Он забрался на стул, отвязал подвешенный над головами мешок глиняного цвета.
— Чтобы мышь не прогрызла, — пояснил он коротко, вытаскивая из мешка толстую папку.
Он перебрал вырванные из книжек страницы, фотографии улиц и домиков, вырезки из газет, страницы конторских книг, открытки с видами соленого озера и Илецкой меловой горы, старые афиши и программы и достал листок бумаги, аккуратно заложенный между чистыми листами общей тетради.
— Вот! — сказал он.
Таранков потянулся было к листочку, но Яша трогать руками не дал.
— Сейчас я вам зачитаю, — сказал он и начал читать: —
«Дорогие родители, сестры и братья, дорогая супруга Маня, кланяется вам сын, брат и супруг Глеб Федорович. Наконец-то я узнал, что мне сегодня придется расстаться с жизнью, приговор надо мной уже совершен. Верно, судьба моя такая, пасть от руки дутовских палачей за то, что не захотел быть двуличным, но я уверен, что скоро вся эта гнилая власть потонет в своей крови.
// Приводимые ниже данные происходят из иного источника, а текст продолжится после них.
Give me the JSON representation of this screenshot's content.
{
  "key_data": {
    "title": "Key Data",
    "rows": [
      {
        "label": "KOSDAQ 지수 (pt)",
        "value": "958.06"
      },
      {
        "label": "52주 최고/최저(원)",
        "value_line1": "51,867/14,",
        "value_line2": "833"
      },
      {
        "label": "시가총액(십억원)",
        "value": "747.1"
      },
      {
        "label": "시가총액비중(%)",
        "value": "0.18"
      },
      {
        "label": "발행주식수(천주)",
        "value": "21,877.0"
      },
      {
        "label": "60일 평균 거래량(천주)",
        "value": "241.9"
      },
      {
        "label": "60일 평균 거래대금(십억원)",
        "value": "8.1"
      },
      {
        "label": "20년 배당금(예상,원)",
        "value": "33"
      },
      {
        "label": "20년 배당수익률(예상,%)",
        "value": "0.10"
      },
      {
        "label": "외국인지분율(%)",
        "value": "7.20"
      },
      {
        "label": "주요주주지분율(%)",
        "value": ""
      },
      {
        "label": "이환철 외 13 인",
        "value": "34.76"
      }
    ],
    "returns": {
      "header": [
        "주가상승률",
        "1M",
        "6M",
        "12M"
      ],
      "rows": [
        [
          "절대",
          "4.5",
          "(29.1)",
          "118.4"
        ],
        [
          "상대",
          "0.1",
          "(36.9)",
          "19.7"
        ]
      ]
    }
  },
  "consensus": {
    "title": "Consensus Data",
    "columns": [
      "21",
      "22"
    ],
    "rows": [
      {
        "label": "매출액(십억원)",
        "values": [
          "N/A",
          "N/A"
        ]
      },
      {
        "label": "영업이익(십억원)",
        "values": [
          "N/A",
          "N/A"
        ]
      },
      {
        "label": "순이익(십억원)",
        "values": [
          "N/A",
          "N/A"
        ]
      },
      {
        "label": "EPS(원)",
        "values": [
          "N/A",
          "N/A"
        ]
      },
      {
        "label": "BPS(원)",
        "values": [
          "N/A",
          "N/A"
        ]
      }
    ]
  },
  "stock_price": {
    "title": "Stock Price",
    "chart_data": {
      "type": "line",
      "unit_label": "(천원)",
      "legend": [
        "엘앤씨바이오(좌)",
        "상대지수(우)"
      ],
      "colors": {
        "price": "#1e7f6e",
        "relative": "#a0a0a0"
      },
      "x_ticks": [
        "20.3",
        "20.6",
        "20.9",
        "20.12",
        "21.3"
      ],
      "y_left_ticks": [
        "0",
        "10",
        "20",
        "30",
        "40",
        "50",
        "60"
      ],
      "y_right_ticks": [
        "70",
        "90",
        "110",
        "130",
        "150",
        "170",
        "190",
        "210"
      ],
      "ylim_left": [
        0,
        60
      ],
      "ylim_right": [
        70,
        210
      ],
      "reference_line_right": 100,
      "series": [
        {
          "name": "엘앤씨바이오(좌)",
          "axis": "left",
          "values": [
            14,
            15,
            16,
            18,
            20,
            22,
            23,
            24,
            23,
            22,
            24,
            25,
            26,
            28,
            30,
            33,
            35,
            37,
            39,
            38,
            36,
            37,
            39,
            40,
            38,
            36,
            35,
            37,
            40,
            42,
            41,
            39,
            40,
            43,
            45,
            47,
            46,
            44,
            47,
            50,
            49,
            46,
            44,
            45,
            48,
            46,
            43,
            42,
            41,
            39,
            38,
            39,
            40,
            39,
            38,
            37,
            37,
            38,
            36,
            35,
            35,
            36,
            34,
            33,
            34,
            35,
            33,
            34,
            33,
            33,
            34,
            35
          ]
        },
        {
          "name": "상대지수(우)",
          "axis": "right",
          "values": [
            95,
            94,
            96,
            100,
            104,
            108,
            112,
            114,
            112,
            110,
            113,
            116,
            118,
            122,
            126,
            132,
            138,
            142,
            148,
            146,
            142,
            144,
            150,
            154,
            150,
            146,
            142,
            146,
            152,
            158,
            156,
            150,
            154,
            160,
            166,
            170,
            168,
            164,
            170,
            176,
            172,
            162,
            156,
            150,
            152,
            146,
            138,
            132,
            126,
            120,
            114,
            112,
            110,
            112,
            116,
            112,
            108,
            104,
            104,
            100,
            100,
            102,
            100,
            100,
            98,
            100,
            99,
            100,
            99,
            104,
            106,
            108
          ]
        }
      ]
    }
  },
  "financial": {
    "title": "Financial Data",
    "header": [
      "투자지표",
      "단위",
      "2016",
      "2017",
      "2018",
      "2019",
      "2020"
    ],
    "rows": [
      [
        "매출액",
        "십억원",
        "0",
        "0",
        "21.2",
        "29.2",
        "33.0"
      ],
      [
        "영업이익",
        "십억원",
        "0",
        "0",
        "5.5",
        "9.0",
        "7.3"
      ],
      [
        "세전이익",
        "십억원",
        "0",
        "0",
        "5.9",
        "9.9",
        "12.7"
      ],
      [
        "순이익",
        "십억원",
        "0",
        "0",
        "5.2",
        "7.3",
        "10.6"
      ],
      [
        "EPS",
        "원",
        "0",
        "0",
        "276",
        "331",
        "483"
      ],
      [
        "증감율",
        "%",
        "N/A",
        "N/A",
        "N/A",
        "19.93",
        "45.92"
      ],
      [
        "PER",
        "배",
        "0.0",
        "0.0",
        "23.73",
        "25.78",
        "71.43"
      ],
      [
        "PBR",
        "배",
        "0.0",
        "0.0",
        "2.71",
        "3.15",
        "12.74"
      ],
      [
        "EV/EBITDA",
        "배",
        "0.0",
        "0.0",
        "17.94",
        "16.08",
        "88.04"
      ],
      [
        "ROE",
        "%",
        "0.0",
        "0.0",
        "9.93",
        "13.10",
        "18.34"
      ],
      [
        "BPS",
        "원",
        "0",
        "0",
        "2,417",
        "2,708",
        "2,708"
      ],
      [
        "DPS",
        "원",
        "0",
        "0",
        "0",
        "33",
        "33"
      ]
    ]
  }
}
В тюрьме страшный ужас. Ежедневно уводят, куда — неизвестно, а уходящие не возвращаются. Папа, мама и дорогая супруга, пишу последний раз и целую вас и дорогих моих сестер и братьев. Как тяжело расставаться с жизнью. На этом кончаю, карандаш просит Витя, его будут кончать вместе со мной. Я не думал, что у меня так скоро отнимут молодую жизнь, мне так хотелось жить, но жизнь у меня отнимают. Прощайте, живите счастливо за меня, не обижайте милую Маню, а я теперь буду…»
На этом письмо обрывалось.
У каждого из нас остаются в памяти бессвязные клочки детских воспоминаний. Остались такие воспоминания и у Славика. Он вырос, попал в Московский технический институт, стал называться не Славиком, а Вячеславом Ивановичем, женился, несмотря на форму своей головы, на балеринке, ездил в командировку в Саранск, в пятьдесят седьмом получил квартиру с балконом — и коловращение жизни начисто вытеснило из его памяти и Яшу, и голубятню, и дедушку-орденоносца. Но когда у него уставали глаза и он, сняв очки, откидывался на спинку дивана, ни с того ни с сего представлялся ему грубый мешок, подвешенный к потолку в провинциальном музее, и он задумывался, что все-таки разумней: жизнь осторожная и рассудительная или быстро горящая, полная страстей и отваги? Думал и ни до чего не додумывался.